Fortune First, Fame Later or Aim for the Enterprise - voodookid
http://techcrunch.com/2011/08/27/aim-for-the-enterprise/

======
mindcrime
You know, I'm tempted to flag this on purely selfish grounds. I want this
article to disappear into the dust-bin of history and never be seen again.

Why?

Because I'm one of those weirdos that finds (most) consumer web apps to be
inane and boring to the nth degree; and who is already all about building an
enterprise startup, and for (mostly) the exact reasons cited by this article.
And I don't want everybody and their brother jumping on the bandwagon! :-)
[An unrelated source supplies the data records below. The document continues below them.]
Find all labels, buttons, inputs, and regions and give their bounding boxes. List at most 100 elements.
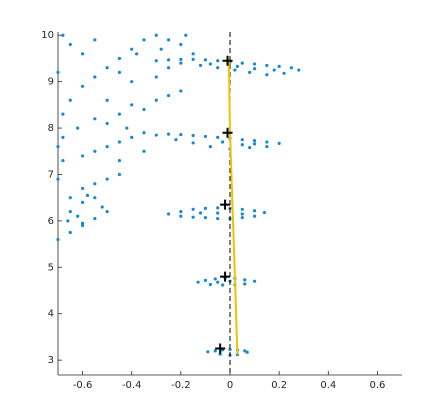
scatter-point bbox=[154, 59, 158, 63]
scatter-point bbox=[66, 219, 70, 223]
scatter-point bbox=[248, 70, 252, 74]
scatter-point bbox=[166, 132, 171, 136]
scatter-point bbox=[68, 230, 72, 235]
scatter-point bbox=[130, 103, 134, 107]
scatter-point bbox=[105, 66, 109, 70]
scatter-point bbox=[179, 42, 183, 47]
scatter-point bbox=[85, 193, 90, 197]
scatter-point bbox=[240, 207, 244, 211]
scatter-point bbox=[297, 68, 301, 72]
scatter-point bbox=[179, 214, 183, 218]
scatter-point bbox=[216, 59, 220, 63]
scatter-point bbox=[117, 158, 122, 163]
y-tick-label: 4 bbox=[48, 309, 54, 320]
scatter-point bbox=[68, 196, 72, 200]
scatter-point bbox=[179, 61, 183, 65]
scatter-point bbox=[61, 112, 65, 116]
scatter-point bbox=[198, 211, 203, 215]
scatter-point bbox=[203, 216, 208, 220]
y-tick-label: 10 bbox=[41, 30, 54, 41]
scatter-point bbox=[80, 52, 85, 56]
scatter-point bbox=[216, 66, 220, 70]
scatter-point bbox=[130, 80, 134, 84]
scatter-point bbox=[179, 57, 183, 61]
x-tick-label: -0.6 bbox=[73, 380, 93, 391]
scatter-point bbox=[252, 279, 257, 283]
scatter-point bbox=[213, 349, 217, 353]
y-tick-label: 6 bbox=[48, 216, 54, 227]
scatter-point bbox=[93, 196, 97, 200]
scatter-point bbox=[166, 66, 171, 70]
scatter-point bbox=[191, 215, 195, 219]
scatter-point bbox=[262, 210, 266, 215]
scatter-point bbox=[117, 112, 122, 116]
scatter-point bbox=[277, 64, 281, 68]
scatter-point bbox=[240, 138, 244, 142]
scatter-point bbox=[93, 38, 97, 42]
scatter-point bbox=[240, 216, 244, 220]
scatter-point bbox=[213, 277, 217, 281]
scatter-point bbox=[56, 70, 60, 74]
scatter-point bbox=[130, 47, 134, 51]
scatter-point bbox=[228, 347, 232, 352]
scatter-point bbox=[265, 145, 269, 149]
scatter-point bbox=[142, 107, 146, 112]
scatter-point bbox=[252, 214, 257, 218]
scatter-point bbox=[56, 237, 60, 242]
scatter-point bbox=[208, 282, 212, 287]
scatter-point bbox=[208, 62, 212, 66]
scatter-point bbox=[221, 140, 225, 144]
scatter-point bbox=[135, 52, 139, 56]
scatter-point bbox=[277, 141, 281, 145]
scatter-point bbox=[240, 143, 244, 147]
y-tick-label: 8 bbox=[48, 123, 54, 134]
x-tick-label: 0 bbox=[227, 380, 233, 391]
scatter-point bbox=[252, 142, 257, 146]
scatter-point bbox=[196, 280, 200, 284]
scatter-point bbox=[154, 98, 158, 102]
scatter-point bbox=[216, 206, 220, 210]
x-tick-label: 0.6 bbox=[369, 380, 385, 391]
scatter-point bbox=[191, 133, 195, 138]
scatter-point bbox=[245, 350, 249, 354]
x-tick-label: 0.4 bbox=[320, 380, 336, 391]
scatter-point bbox=[105, 210, 109, 214]
scatter-point bbox=[56, 145, 60, 149]
plus-marker bbox=[222, 127, 233, 138]
scatter-point bbox=[235, 64, 239, 68]
scatter-point bbox=[76, 214, 80, 218]
scatter-point bbox=[208, 145, 212, 149]
scatter-point bbox=[179, 132, 183, 137]
y-tick-label: 9 bbox=[48, 77, 54, 88]
scatter-point bbox=[80, 84, 85, 88]
scatter-point bbox=[117, 56, 122, 61]
scatter-point bbox=[80, 223, 85, 228]
scatter-point bbox=[203, 58, 208, 62]
x-tick-label: -0.4 bbox=[122, 380, 142, 391]
scatter-point bbox=[166, 212, 171, 216]
scatter-point bbox=[191, 52, 195, 56]
scatter-point bbox=[166, 93, 171, 98]
scatter-point bbox=[240, 212, 244, 216]
scatter-point bbox=[154, 75, 158, 79]
scatter-point bbox=[203, 206, 208, 210]
scatter-point bbox=[76, 126, 80, 130]
scatter-point bbox=[265, 73, 269, 77]
scatter-point bbox=[216, 216, 220, 221]
scatter-point bbox=[80, 154, 85, 158]
scatter-point bbox=[142, 131, 146, 135]
scatter-point bbox=[203, 278, 208, 282]
scatter-point bbox=[154, 133, 158, 137]
scatter-point bbox=[191, 57, 195, 61]
scatter-point bbox=[93, 75, 97, 79]
scatter-point bbox=[216, 280, 220, 284]
scatter-point bbox=[184, 33, 188, 37]
scatter-point bbox=[191, 141, 195, 145]
scatter-point bbox=[159, 47, 163, 51]
scatter-point bbox=[61, 158, 65, 163]
scatter-point bbox=[61, 135, 65, 139]
scatter-point bbox=[68, 210, 72, 214]
scatter-point bbox=[93, 182, 97, 186]
plus-marker bbox=[215, 343, 226, 354]
scatter-point bbox=[179, 89, 183, 93]
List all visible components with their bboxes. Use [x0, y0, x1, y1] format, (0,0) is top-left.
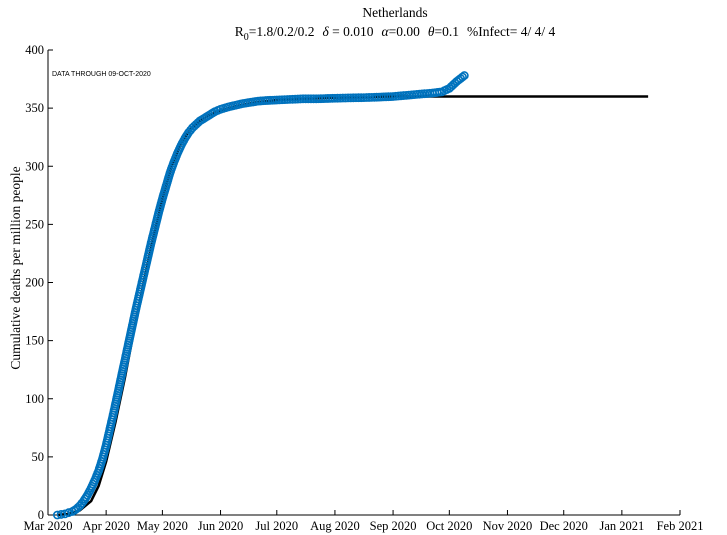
r0-value: =1.8/0.2/0.2 [249, 24, 315, 39]
data-through-annotation: DATA THROUGH 09-OCT-2020 [52, 71, 151, 78]
y-tick-label: 350 [25, 101, 44, 115]
chart-title: Netherlands [362, 5, 427, 20]
data-point [60, 509, 70, 519]
y-tick-label: 0 [38, 508, 44, 522]
theta-symbol: θ [428, 24, 435, 39]
delta-symbol: δ [323, 24, 330, 39]
model-series [57, 95, 649, 517]
chart-subtitle: R0=1.8/0.2/0.2 δ = 0.010 α=0.00 θ=0.1 %Infec… [235, 24, 556, 43]
x-ticks: Mar 2020 Apr 2020 May 2020 Jun 2020 Jul 2020… [24, 510, 704, 533]
y-tick-label: 50 [32, 450, 45, 464]
data-series [52, 71, 469, 520]
x-tick-label: Sep 2020 [370, 519, 417, 533]
y-tick-label: 100 [25, 392, 44, 406]
r0-subscript: 0 [244, 32, 249, 43]
x-tick-label: Jan 2021 [599, 519, 644, 533]
y-axis-label: Cumulative deaths per million people [8, 166, 23, 369]
x-tick-label: Feb 2021 [657, 519, 704, 533]
x-tick-label: Dec 2020 [540, 519, 588, 533]
y-tick-label: 150 [25, 334, 44, 348]
x-tick-label: Apr 2020 [82, 519, 130, 533]
y-tick-label: 300 [25, 159, 44, 173]
x-tick-label: Nov 2020 [483, 519, 533, 533]
theta-value: =0.1 [435, 24, 460, 39]
x-tick-label: Mar 2020 [24, 519, 73, 533]
x-tick-label: Aug 2020 [310, 519, 360, 533]
r0-symbol: R [235, 24, 244, 39]
alpha-value: =0.00 [389, 24, 420, 39]
x-tick-label: Oct 2020 [426, 519, 472, 533]
x-tick-label: Jul 2020 [255, 519, 298, 533]
infect-value: %Infect= 4/ 4/ 4 [467, 24, 555, 39]
alpha-symbol: α [382, 24, 390, 39]
x-tick-label: May 2020 [137, 519, 188, 533]
y-tick-label: 200 [25, 276, 44, 290]
model-line [57, 95, 649, 517]
data-point-trail [458, 72, 467, 82]
y-tick-label: 400 [25, 43, 44, 57]
data-point [459, 71, 469, 80]
x-tick-label: Jun 2020 [198, 519, 244, 533]
delta-value: = 0.010 [329, 24, 374, 39]
y-tick-label: 250 [25, 217, 44, 231]
y-ticks: 0 50 100 150 200 250 300 350 400 [25, 43, 53, 522]
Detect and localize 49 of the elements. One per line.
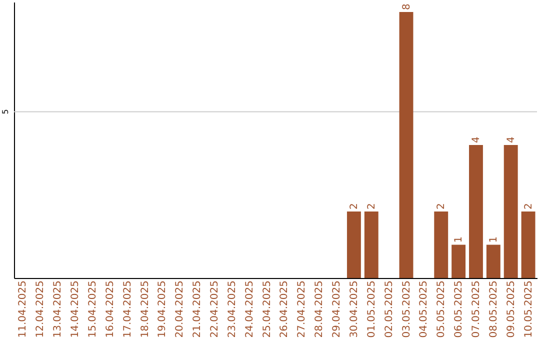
x-tick-label: 15.04.2025	[87, 280, 98, 338]
data-label: 2	[366, 203, 378, 210]
data-label: 4	[470, 136, 482, 143]
x-tick-label: 01.05.2025	[366, 280, 378, 338]
x-tick-label: 18.04.2025	[140, 280, 151, 338]
ref-line-label: 5	[1, 109, 10, 114]
x-tick-label: 11.04.2025	[18, 280, 29, 338]
x-tick-label: 28.04.2025	[314, 280, 326, 338]
x-tick-label: 29.04.2025	[332, 280, 343, 338]
x-tick-label: 22.04.2025	[209, 280, 220, 338]
bar	[399, 12, 414, 278]
bar	[364, 211, 378, 278]
x-tick-label: 04.05.2025	[418, 280, 430, 338]
x-tick-label: 10.05.2025	[523, 280, 534, 338]
data-label: 1	[488, 236, 500, 243]
bar	[521, 211, 536, 278]
bar	[346, 211, 361, 278]
data-label: 4	[506, 136, 517, 143]
bar	[486, 244, 500, 278]
x-tick-label: 26.04.2025	[279, 280, 290, 338]
x-tick-label: 05.05.2025	[436, 280, 448, 338]
x-tick-label: 24.04.2025	[244, 280, 256, 338]
bar	[452, 244, 466, 278]
x-tick-label: 20.04.2025	[174, 280, 186, 338]
x-tick-label: 13.04.2025	[52, 280, 64, 338]
x-tick-label: 23.04.2025	[226, 280, 238, 338]
x-tick-label: 09.05.2025	[506, 280, 517, 338]
x-tick-label: 06.05.2025	[454, 280, 465, 338]
data-label: 2	[436, 203, 448, 210]
x-tick-label: 21.04.2025	[192, 280, 204, 338]
x-tick-label: 19.04.2025	[157, 280, 168, 338]
x-tick-label: 27.04.2025	[296, 280, 308, 338]
x-tick-label: 25.04.2025	[262, 280, 273, 338]
data-label: 1	[454, 236, 465, 243]
x-tick-label: 02.05.2025	[384, 280, 395, 338]
bar	[434, 211, 448, 278]
x-tick-label: 16.04.2025	[104, 280, 116, 338]
x-tick-label: 08.05.2025	[488, 280, 500, 338]
x-tick-label: 17.04.2025	[122, 280, 134, 338]
bar	[504, 144, 518, 278]
bar	[469, 144, 483, 278]
x-tick-label: 14.04.2025	[70, 280, 82, 338]
x-tick-label: 03.05.2025	[401, 280, 412, 338]
x-tick-label: 12.04.2025	[35, 280, 46, 338]
x-tick-label: 30.04.2025	[348, 280, 360, 338]
data-label: 2	[523, 203, 534, 210]
data-label: 2	[348, 203, 360, 210]
data-label: 8	[401, 4, 412, 10]
x-tick-label: 07.05.2025	[470, 280, 482, 338]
Ok, ok, I'm being a little bit fascetious. I don't care that much about
competition, and
(God|Allah|Satan|Zeus|Zoroaster|Dionysus|FSM|$DEITY_OF_CHOICE)knows, I have
enough anyway though... Jive Software, Yammer, Clearvale, Microsoft, IBM,
Cisco and others all offer products that are - if not direct competitors - at
least a viable substitute. Fortunately some of them offer complementary
products that support the overall ecosystem I'm working on. A few more
startups probably aren't a big deal.

Suffice it to say, I think this article hits on some very good points. Yes,
selling to the enterprise has it's own set of challenges, but it definitely
has it's advantages as well. The key point probably being "businesses spend
money."